Now, you may say Trace that's all well and good and certainly having a noisy image does not a filmic image make, but neither does removing the noise! And you would be right. The missing ingredient to creating a more analog film quality is in the addition of a randomized grain pattern that more closely mimics the traditional pattern in different films. There are a few programs and many plugins that try to give you that look. Fewer still are really successful. Both Capture One Pro and Exposure X5/X6 have robust film grain tools, probably the best on the market. Even the NIK plugins (Silver Efex Pro, Color Efex Pro + Analog Efex Pro) have grain emulation features that are fun to play with. But as I wanted to keep this whole edit process within Aperture, I turned to the one feature in Aperture I have available to emulate film grain:
The *VSCO film tools I originally wrote about in my first blogpost on film emulation sit nicely within the Effects menu of my Aperture and offer a wide range of adjustments to emulate various Color and B&W films (mostly Kodak + Fuji), along with seperate film grain adjustments and other tools for creating a filmic look. For this portrait I was only interested in adding film grain to the image that was processed with the Aperture RAW De-noise tool. Odd and wonderful thing about the VSCO toolset is it uses the existing tool bricks within Aperture to achieve its results. It's not a plugin in the traditional sense. You never leave the Aperture interface or deal with a seperate plugin window. And very oddly it uses Aperture's Burn and Dodge tools to create the film grain! One nice thing about this way of adding film grain in Aperture is both tools are adjustable as to their amount, so you can vary the film look. Very clever!

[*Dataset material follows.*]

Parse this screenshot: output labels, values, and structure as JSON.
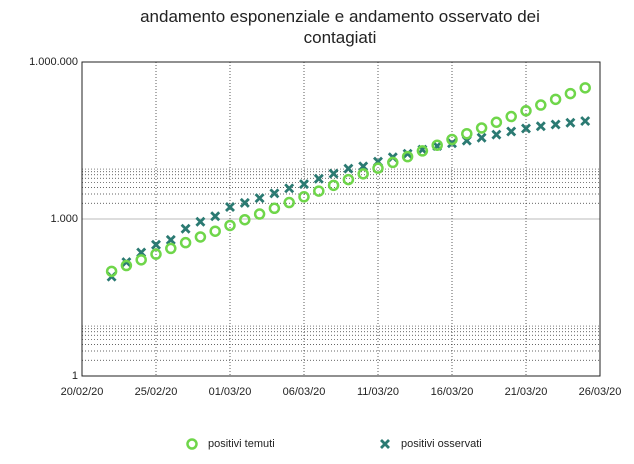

Comparing the original high ISO RAW image with digital noise on the left to the Aperture RAW De-noised image with VSCO film grain added on the right. You really see the difference between noise and a digital filmic grain.
And from the original RAW image on the left to the fully edited, color graded and film grain added version, all in Aperture! *For the final version of this portrait, I did use the variation that was denoised using the NIK Dfine 2 plugin, as I finished it before I decided to do the comparisons with Aperture's RAW De-noise tool, but I think that counts. 😎
The fully edited 100% detail view of my all Aperture filmic portrait. I'm really, really pleased with the results. Now to figure out how to keep Aperture running for many years to come!
*One final note for Aperture users regarding the VSCO Film Tools: While VSCO originally created only two film packs (01 + 02) for Aperture back in the day, before giving up on Aperture and only producing more packs for Lightroom, what they made for Aperture was very robust and more than adequate. That said, the company no longer produces film packs or offers a stand alone application anymore. They have pivoted to become an online, community based image sharing site requiring membership to use their latest tools. Not unlike Instagram in its own way. So you sadly can no longer get the tools for Aperture. I'm glad I got in on the ground floor when VSCO arguably gave birth to the whole analog film emulation craze. Early adoption has its advantages!